DALLAS (Reuters) - The U.S. outbreak of West Nile virus has killed 219 people this year, after another 36 deaths from the mosquito-borne disease were reported last week, government figures showed Wednesday.
In what is the second-worst year on record for the disease, the total number of cases of West Nile virus across the United States grew to 4,725, with 194 new cases reported, according to the Centers for Disease Control and Prevention.
Although the pace of new cases has slowed since the outbreak’s peak in the late summer, new cases continue to be reported, particularly in states where warm temperatures persist. This year’s outbreak has trailed only 2003 in total cases.

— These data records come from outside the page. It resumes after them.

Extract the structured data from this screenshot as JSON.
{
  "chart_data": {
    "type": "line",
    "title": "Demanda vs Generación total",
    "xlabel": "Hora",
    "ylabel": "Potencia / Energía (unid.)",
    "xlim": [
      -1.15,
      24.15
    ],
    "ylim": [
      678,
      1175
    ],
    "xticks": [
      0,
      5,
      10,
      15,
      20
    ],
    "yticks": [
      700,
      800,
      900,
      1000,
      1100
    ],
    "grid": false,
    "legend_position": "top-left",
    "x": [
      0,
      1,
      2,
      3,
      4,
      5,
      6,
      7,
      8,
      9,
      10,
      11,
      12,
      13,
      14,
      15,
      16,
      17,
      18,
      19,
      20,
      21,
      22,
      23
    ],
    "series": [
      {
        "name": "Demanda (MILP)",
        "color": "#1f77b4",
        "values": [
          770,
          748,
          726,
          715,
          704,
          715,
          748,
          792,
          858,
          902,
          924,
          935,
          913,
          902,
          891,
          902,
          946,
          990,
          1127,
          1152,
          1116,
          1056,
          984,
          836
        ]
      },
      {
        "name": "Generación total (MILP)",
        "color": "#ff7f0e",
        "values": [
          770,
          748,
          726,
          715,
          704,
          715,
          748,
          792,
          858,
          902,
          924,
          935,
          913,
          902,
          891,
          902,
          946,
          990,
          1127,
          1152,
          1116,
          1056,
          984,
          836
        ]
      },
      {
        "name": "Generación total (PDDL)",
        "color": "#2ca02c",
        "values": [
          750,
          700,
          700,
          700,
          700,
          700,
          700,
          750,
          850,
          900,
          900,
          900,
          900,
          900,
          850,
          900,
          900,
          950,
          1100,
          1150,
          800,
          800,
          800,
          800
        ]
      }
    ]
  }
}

Just over half of the cases reported to the CDC this year have been of the severe neuroinvasive form of the disease, which can cause meningitis and encephalitis.
The death toll from West Nile is now the highest since 2003, when 264 deaths were reported. The highest number of deaths from West Nile was 284 in 2002.
CDC officials have said deaths often lag weeks to months from the time of infection because of lingering illness.
Almost 70 percent of the cases have been reported in eight states: Texas, California, Louisiana, Mississippi, Illinois, South Dakota, Michigan and Oklahoma.
More than a third of all cases have been reported in Texas, with Dallas-Fort Worth at the center of the outbreak.
The Texas Department of State Health Services has reported 1,683 cases and 77 deaths, including 915 cases and 36 deaths in the Dallas-Fort Worth area.